Los servicios sociales deben ser
potenciados. Son necesarias medidas preventivas: deben seguirse políticas
sociales tendentes a poner fin a los focos de marginalidad. Los programas de
prevención primaria destinados a proporcionar un apoyo temprano a los niños y
sus familias han tenido un éxito notable en la prevención de la delincuencia.
Los servicios de salud mental deben también ser fortalecidos. En ocasiones, lo
prioritario es prestar atención a las necesidades psiquiátricas y psicológicas
del menor infractor, sujetándolo a programas que aborden sus disfunciones
psíquicas o sus procesos adictivos en el contexto estructurado del
internamiento o aprovechando las condiciones de su entorno.
Con todo, debemos constatar que el
delito, como comportamiento desadaptado, nunca podrá ser completamente
erradicado, ni entre los adultos ni entre los menores. El Derecho Penal y el
Derecho Penal Juvenil como catálogo de reacciones frente al delito siempre
serán necesarios.
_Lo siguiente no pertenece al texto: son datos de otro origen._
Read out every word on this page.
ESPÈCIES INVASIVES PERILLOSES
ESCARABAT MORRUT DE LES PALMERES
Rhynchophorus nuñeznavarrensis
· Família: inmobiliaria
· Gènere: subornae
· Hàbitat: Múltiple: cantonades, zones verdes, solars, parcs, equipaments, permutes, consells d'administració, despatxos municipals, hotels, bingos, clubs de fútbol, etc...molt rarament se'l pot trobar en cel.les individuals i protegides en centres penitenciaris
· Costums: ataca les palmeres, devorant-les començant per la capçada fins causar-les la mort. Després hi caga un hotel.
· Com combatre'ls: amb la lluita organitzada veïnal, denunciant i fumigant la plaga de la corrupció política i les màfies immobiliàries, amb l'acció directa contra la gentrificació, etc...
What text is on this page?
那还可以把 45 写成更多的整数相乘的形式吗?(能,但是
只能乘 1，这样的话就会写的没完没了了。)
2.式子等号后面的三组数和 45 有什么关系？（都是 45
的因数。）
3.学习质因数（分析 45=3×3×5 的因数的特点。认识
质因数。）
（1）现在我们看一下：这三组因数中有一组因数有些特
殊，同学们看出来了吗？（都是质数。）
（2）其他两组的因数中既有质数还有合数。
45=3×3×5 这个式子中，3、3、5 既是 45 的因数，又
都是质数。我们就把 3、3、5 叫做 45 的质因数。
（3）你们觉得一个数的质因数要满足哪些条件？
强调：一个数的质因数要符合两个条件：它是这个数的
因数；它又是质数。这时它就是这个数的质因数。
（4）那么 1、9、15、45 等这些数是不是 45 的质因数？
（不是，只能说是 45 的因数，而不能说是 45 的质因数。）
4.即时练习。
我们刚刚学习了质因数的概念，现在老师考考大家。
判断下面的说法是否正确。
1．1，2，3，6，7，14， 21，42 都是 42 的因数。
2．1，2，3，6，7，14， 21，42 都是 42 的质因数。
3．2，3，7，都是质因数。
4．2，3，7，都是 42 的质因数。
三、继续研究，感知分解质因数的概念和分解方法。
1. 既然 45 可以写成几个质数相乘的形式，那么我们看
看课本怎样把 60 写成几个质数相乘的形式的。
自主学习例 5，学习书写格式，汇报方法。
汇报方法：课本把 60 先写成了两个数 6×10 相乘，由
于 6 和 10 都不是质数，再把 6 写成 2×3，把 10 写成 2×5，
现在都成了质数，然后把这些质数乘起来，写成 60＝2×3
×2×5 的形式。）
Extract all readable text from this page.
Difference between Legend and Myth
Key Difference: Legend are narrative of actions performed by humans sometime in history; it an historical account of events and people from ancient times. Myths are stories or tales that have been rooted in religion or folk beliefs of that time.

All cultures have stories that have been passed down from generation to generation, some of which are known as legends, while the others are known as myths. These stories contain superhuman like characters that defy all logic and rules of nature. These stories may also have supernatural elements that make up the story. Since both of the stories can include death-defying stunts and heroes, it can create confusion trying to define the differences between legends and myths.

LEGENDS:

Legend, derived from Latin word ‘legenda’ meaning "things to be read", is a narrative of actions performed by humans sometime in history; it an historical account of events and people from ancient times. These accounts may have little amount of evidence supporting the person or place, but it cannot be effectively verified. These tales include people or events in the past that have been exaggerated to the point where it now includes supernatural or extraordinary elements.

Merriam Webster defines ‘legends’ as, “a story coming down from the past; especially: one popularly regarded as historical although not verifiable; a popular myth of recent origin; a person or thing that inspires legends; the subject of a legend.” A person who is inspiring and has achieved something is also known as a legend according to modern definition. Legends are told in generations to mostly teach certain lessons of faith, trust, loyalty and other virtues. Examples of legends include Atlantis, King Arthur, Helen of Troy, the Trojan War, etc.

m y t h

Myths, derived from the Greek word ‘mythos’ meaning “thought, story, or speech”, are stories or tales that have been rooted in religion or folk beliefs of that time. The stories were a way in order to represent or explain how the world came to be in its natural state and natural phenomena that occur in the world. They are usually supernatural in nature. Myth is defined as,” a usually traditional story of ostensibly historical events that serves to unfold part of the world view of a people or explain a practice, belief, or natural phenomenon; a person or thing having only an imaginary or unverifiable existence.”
No obstante, el recurso al Derecho Penal Juvenil debe
emplearse como ultima ratio. Debe en todo caso partirse de que si en general el
Derecho Penal tiene como uno de sus objetivos el de lograr la reinserción del
infractor, esta finalidad debe potenciarse con mucha más fuerza en el Derecho
Penal Juvenil, pues sus destinatarios disponen de muchas más posibilidades de
ser recuperados para la sociedad y tienen un menor grado de responsabilidad.